Elastic Collision in One Dimention
I was told that my percentages of discrepancy are wrong for this problem. I felt like that was the easiest and most straightforward part of the problem, so I am wondering if I did anything else wrong. I was told that all of my answers were correct (except the predictions, no feedback) besides the percentages which were marked wrong. Everything was graded by a computer, so it's very picky about formatting meaning that I could just be formatting my answers wrong. I've tried a couple of different ways, so I thought I would come here for a second opinion. Please help!
In this lab you will study an elastic collision between a moving glider(m1) and a second one which is initially at rest(m2). (They are on an air track, so ignore friction.)
Given Values(Every other number is calculated.)
m1: 266.8g
m2: 474.9g
L1: 14.1cm
L2: 25.3cm
Δt1i: .122955s
Δt1f: .475583s
Δt2f: .311598s
Derive expressions for v1f and v2f in terms of v1, m1, and m2, based on the scenario above. Use conservation of momentum and conservation of kinetic energy (since we are postulating that the collision is elastic).
V1f=V1i(m1m2/m1+m2) & V2f=V1i(2m1/m1+m2) (Simplified from conservation of momentum equation.)
Calculate v1i = L1 / Δt1i. Then use the expressions you derived in the Analysis section to predict values for the final velocities v1f and v2f .
(v1i(measured): 114.68cm/s )
Predicted Measurements
v1f (predicted): −32.59939086cm/s
v2f (predicted): 82.08060914cm/s
(I got these numbers using the formulas for velocity above.)
Comparison with experiment: Calculate your experimental values of v1f and v2f using Δt1f and Δt2f.
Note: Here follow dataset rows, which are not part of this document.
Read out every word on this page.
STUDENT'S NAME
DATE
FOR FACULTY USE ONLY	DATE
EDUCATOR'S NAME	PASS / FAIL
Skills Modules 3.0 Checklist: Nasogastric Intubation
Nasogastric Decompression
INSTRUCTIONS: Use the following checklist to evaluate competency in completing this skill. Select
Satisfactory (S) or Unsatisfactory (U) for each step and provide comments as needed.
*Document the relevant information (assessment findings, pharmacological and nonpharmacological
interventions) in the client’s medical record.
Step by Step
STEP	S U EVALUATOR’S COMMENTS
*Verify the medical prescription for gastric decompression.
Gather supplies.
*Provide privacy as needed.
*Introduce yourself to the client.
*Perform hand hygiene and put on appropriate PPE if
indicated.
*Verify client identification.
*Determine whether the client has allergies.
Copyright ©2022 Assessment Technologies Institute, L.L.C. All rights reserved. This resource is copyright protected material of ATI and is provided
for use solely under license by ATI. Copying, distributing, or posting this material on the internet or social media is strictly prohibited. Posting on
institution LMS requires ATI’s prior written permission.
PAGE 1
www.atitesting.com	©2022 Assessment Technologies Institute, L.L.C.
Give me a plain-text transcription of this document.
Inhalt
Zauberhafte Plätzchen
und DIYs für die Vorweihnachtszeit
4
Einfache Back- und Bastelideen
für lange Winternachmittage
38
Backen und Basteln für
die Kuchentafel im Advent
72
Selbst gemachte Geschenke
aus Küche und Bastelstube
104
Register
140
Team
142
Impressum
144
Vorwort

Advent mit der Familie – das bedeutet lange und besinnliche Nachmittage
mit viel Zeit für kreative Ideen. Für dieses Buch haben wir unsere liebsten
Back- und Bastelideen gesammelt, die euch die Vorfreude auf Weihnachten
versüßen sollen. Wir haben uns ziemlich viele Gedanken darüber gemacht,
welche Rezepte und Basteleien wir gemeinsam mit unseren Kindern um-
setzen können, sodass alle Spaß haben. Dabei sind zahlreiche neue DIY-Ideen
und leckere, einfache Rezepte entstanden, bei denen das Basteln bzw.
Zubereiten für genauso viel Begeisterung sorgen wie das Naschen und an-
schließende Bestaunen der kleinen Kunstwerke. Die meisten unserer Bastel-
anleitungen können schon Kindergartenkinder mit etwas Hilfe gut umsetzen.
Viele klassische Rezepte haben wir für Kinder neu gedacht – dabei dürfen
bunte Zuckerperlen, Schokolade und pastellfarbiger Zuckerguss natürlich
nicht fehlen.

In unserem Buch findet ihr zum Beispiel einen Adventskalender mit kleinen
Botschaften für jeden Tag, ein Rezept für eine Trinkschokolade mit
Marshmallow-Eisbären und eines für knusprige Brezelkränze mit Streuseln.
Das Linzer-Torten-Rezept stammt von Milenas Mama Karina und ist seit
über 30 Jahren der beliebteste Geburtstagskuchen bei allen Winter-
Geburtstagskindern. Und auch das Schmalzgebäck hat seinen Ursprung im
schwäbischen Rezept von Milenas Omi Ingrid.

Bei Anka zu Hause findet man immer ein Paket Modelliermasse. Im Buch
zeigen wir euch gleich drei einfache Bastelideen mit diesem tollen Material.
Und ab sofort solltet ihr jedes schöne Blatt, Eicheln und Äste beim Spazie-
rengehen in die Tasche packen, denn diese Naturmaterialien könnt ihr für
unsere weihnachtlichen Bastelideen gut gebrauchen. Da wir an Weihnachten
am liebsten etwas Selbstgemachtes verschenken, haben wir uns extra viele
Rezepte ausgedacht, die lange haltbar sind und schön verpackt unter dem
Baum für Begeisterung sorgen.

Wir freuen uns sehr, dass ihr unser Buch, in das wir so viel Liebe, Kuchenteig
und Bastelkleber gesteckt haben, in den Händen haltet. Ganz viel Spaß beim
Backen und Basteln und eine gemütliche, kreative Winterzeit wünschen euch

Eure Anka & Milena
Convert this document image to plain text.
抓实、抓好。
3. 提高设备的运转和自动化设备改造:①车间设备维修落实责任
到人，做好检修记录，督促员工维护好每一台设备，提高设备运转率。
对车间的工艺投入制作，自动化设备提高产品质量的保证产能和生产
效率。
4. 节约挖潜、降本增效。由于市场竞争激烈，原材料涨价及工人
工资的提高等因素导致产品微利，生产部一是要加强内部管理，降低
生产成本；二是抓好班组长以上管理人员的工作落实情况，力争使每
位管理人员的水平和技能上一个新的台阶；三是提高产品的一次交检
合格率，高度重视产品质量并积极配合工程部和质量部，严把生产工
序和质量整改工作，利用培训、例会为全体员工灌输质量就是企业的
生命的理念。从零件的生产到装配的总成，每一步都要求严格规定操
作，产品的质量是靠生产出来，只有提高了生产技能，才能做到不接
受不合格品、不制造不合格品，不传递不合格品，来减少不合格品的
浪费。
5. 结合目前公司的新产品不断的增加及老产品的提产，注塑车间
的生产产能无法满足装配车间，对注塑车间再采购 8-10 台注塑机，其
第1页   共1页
Also calculate the percent discrepancies between the predicted and measured values.(to two significant figures, as a positive number.)
v1f (measured): 29.65cm/s [/U]discrepancy 1.096944377% or 1.1%
v2f (measured): 81.19cm/s discrepancy 9.947355346% or 9.9%
Expect discrepancies in the range of 10%.
(The formula I used to calculate the percentage of discrepancy was {percent error = ( T − E /T) × 100%} where T=accepted value and E=experimental value.)
Thank you for taking the time to help me out!